In his tweetstorm, Trump defended his former campaign chairman Paul Manafort — who on Tuesday was convicted on eight felony counts of tax evasion and bank fraud — calling him a “brave man.”
“I feel very badly for Paul Manafort and his wonderful family,” Trump tweeted. “’Justice’ took a 12 year old tax case, among other things, applied tremendous pressure on him and, unlike Michael Cohen, he refused to ‘break’ — make up stories in order to get a ‘deal.’ Such respect for a brave man!”
Trump went on to insinuate that because the jury could not agree on 10 other charges Manafort was facing that the entire trial was a “witch hunt.”
Of course, the jury’s failure to reach a verdict on 10 counts does not mean Manafort is innocent of those charges. In fact, prosecutors could choose to re-try Manafort on those counts if they wished. And it does not discount the fact that Manafort was found guilty on eight charges that carry a maximum prison sentence of 80 years. Nevertheless, Manafort next faces a trial on charges of foreign lobbying and obstruction of justice. That trial is set to begin Sept. 17.
Trump then moved on to his longtime personal lawyer and “fixer” Michael Cohen, who pleaded guilty on Tuesday to similar tax evasion and bank fraud charges as Manafort, as well as two campaign finance charges that directly implicate Trump himself.
“Michael Cohen plead guilty to two counts of campaign finance violations that are not a crime,” Trump tweeted. “President Obama had a big campaign finance violation and it was easily settled!”
Of course, the campaign finances charges Cohen pleaded guilty to are in fact crimes.
The first campaign finance charge Cohen pleaded guilty to was knowingly and willfully causing a corporation to make a contribution and expenditure over the legal limit in an effort to influence an election.
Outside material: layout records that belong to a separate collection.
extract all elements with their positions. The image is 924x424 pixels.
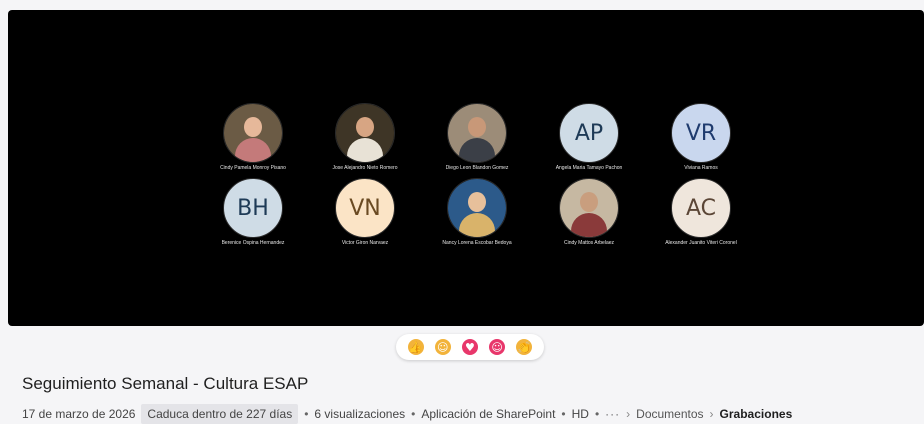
- participant-avatar: VN: [335, 178, 395, 238]
- participant-name: Diego Leon Blandon Gomez: [445, 165, 509, 171]
- reactions-bar: 👍 ☺ ♥ ☺ 👏: [396, 334, 544, 360]
- participant-avatar: [335, 103, 395, 163]
- participant-tile: Nancy Lorena Escobar Bedoya: [417, 178, 537, 246]
- quality-label[interactable]: HD: [572, 407, 589, 421]
- chevron-right-icon: ›: [626, 407, 631, 421]
- participant-avatar: [447, 103, 507, 163]
- participant-name: Alexander Juanito Viteri Coronel: [665, 240, 737, 246]
- participant-tile: VN Victor Giron Narvaez: [305, 178, 425, 246]
- participant-tile: VR Viviana Ramos: [641, 103, 761, 171]
- participant-avatar: VR: [671, 103, 731, 163]
- app-source: Aplicación de SharePoint: [421, 407, 556, 421]
- views-count: 6 visualizaciones: [314, 407, 406, 421]
- separator-dot: •: [304, 407, 309, 421]
- separator-dot: •: [594, 407, 600, 421]
- participant-avatar: AP: [559, 103, 619, 163]
- participant-name: Nancy Lorena Escobar Bedoya: [442, 240, 512, 246]
- participant-tile: Cindy Mattos Arbelaez: [529, 178, 649, 246]
- participant-name: Viviana Ramos: [684, 165, 718, 171]
- meeting-video-grid[interactable]: Cindy Pamela Monroy Pisano Jose Alejandro…: [8, 10, 924, 326]
- breadcrumb-grabaciones: Grabaciones: [719, 407, 793, 421]
- participant-tile: Diego Leon Blandon Gomez: [417, 103, 537, 171]
- participant-name: Cindy Pamela Monroy Pisano: [220, 165, 286, 171]
- breadcrumb-documentos[interactable]: Documentos: [636, 407, 703, 421]
- participant-name: Berenice Ospina Hernandez: [221, 240, 285, 246]
- participant-avatar: [559, 178, 619, 238]
- laugh-icon[interactable]: ☺: [434, 339, 451, 355]
- applause-icon[interactable]: 👏: [516, 339, 533, 355]
- participant-name: Victor Giron Narvaez: [341, 240, 389, 246]
- participant-tile: Jose Alejandro Nieto Romero: [305, 103, 425, 171]
- separator-dot: •: [561, 407, 566, 421]
- participant-name: Jose Alejandro Nieto Romero: [332, 165, 398, 171]
- page-title: Seguimiento Semanal - Cultura ESAP: [22, 374, 309, 393]
- participant-tile: Cindy Pamela Monroy Pisano: [193, 103, 313, 171]
- participant-tile: BH Berenice Ospina Hernandez: [193, 178, 313, 246]
- participant-name: Angela Maria Tamayo Pachon: [555, 165, 623, 171]
- chevron-right-icon: ›: [709, 407, 714, 421]
- surprised-icon[interactable]: ☺: [489, 339, 506, 355]
- participant-avatar: AC: [671, 178, 731, 238]
- more-options-button[interactable]: ···: [605, 407, 620, 421]
- participant-name: Cindy Mattos Arbelaez: [563, 240, 615, 246]
- meta-bar: 17 de marzo de 2026 Caduca dentro de 227…: [22, 404, 792, 424]
- participant-avatar: [223, 103, 283, 163]
- participant-tile: AP Angela Maria Tamayo Pachon: [529, 103, 649, 171]
- separator-dot: •: [411, 407, 416, 421]
- heart-icon[interactable]: ♥: [461, 339, 478, 355]
- participant-tile: AC Alexander Juanito Viteri Coronel: [641, 178, 761, 246]
- participant-avatar: [447, 178, 507, 238]
- expiry-badge[interactable]: Caduca dentro de 227 días: [141, 404, 299, 424]
- thumbs-up-icon[interactable]: 👍: [407, 339, 424, 355]
- participant-avatar: BH: [223, 178, 283, 238]
- recording-date: 17 de marzo de 2026: [22, 407, 136, 421]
This charge relates to paying $150,000 to a former Playboy model to keep her affair allegation against Trump silent.
Cohen also pleaded guilty to knowingly and willfully making an excessive campaign contribution to Trump’s campaign to influence the election. This relates to the $130,000 payment to porn actress Stormy Daniels to keep her affair allegation silent.
And Trump is incorrect in saying that the Cohen counts are similar to the campaign finance fine former President Barack Obama had in 2008. That fine came in regards to auditing and filing errors, not knowing and willful attempts to exceed campaign finance limits to influence the campaign.
For example, the Obama campaign was fined for not filing documents required to be submitted in the final weeks of the 2008 campaign. At the time, 1,300 contributions totaling more than $1.8 million flowed into Obama’s coffers in the ending days of the election. The campaign was also fined for not returning excessive campaign contributions individuals had erroneously made to the campaign in a timely fashion.